What we learn: Bitcoin: The Global Liquidity Barometer
I am fascinated by the massive increase in global capital in 2024, driven by massive money printing and credit expansion, and how it affects the price of Bitcoin.
Bitcoin is the expression against the government’s monetary expansion policies, so its price follows global liquidity, as seen here in this chart.
It was interesting to read a recent report by Lyn Alden and Sam Callahan analyzing the relationship between Bitcoin and global liquidity. This also confirmed my theory that increased capital drives more people to Bitcoin, increasing prices.
Their rigorous analysis found that over a 12-month period, the price of Bitcoin moves in the same direction as the rest of the world a remarkable 83% of the time. This is higher than any other major asset class, making Bitcoin an exceptionally clean barometer of global monetary trends.
The report estimated Bitcoin’s correlation with global M2 money supply, finding a strong overall correlation of 0.94 between May 2013 and July 2024. Bitcoin’s 12-month correlation coefficient was 0.51, while stocks and gold showed moderately high correlations and -0.4 to 0.7. width.

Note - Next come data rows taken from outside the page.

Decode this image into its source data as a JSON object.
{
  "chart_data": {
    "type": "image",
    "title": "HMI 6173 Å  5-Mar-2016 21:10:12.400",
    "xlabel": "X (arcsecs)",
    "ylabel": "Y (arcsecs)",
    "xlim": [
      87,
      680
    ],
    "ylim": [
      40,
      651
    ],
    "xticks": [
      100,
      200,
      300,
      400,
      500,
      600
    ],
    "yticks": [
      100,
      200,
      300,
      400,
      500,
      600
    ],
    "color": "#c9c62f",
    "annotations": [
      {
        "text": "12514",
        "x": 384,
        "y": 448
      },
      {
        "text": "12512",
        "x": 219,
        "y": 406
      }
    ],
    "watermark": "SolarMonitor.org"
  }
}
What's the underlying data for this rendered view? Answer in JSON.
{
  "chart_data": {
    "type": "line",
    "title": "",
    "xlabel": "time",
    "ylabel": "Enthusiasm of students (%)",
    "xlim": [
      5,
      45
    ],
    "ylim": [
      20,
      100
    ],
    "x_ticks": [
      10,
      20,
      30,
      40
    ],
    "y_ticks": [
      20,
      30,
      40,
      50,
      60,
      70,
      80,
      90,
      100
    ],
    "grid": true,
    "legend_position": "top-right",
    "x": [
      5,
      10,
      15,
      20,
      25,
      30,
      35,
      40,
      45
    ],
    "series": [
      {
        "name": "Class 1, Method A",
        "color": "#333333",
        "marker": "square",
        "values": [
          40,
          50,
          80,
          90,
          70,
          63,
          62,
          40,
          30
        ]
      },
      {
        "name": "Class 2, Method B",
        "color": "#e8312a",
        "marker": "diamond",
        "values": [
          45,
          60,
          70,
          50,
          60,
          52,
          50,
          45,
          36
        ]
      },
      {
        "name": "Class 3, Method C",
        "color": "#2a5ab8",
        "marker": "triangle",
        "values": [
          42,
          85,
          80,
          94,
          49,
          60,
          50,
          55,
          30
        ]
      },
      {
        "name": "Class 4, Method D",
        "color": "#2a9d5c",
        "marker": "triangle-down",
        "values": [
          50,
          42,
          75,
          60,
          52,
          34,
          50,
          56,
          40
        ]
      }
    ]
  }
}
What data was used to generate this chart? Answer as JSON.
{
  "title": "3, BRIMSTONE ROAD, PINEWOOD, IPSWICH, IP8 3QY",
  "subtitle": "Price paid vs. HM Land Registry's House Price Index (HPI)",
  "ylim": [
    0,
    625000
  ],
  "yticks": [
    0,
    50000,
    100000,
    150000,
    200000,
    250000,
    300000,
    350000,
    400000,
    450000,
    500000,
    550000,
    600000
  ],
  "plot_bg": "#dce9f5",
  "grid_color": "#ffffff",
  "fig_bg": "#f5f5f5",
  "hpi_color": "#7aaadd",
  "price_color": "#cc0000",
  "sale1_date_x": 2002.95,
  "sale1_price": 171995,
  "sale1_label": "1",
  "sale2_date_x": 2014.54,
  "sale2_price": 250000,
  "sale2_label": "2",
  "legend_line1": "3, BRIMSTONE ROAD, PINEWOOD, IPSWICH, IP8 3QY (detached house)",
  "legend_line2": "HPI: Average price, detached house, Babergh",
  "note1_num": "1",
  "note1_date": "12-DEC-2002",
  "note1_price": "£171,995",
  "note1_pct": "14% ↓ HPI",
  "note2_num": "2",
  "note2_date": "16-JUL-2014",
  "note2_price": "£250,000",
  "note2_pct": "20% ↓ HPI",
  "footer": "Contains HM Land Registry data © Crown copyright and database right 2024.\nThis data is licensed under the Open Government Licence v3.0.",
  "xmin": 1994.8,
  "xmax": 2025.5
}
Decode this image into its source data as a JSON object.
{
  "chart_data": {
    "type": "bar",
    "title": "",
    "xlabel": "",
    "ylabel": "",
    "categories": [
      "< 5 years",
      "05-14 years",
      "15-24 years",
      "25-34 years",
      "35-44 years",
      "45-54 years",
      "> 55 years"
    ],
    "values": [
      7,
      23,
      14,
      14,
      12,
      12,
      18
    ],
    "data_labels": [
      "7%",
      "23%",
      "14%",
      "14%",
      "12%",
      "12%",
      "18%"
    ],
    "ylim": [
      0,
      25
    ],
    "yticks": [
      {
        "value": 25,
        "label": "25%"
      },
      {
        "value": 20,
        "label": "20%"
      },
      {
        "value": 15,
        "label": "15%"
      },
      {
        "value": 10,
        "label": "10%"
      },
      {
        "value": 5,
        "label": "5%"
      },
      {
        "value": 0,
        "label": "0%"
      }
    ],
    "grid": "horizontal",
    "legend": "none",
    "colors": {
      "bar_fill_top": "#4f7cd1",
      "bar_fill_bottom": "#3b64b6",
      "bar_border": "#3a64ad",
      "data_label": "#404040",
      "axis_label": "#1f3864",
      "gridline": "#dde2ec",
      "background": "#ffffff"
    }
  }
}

Of course, the correlation of Bitcoin is not perfect. Short-term crashes can occur in crypto-specific events such as exchange hacks or the collapse of Ponzi schemes.
The supply-demand imbalance also causes temporary pullbacks when Bitcoin reaches overvaluation levels during market cycle peaks. Yet despite this disruption, the long-term relationship continues.
Currently, liquidity is rising to unprecedented levels, suggesting that Bitcoin may begin a major bull run if this trend continues. While I believe that no model fully captures the complexity of Bitcoin, recognizing its role as a currency in a coal mine can provide valuable insight. If history is any rhyme, Bitcoin’s alarm bells are sounding like a liquidity-driven boom is about to happen.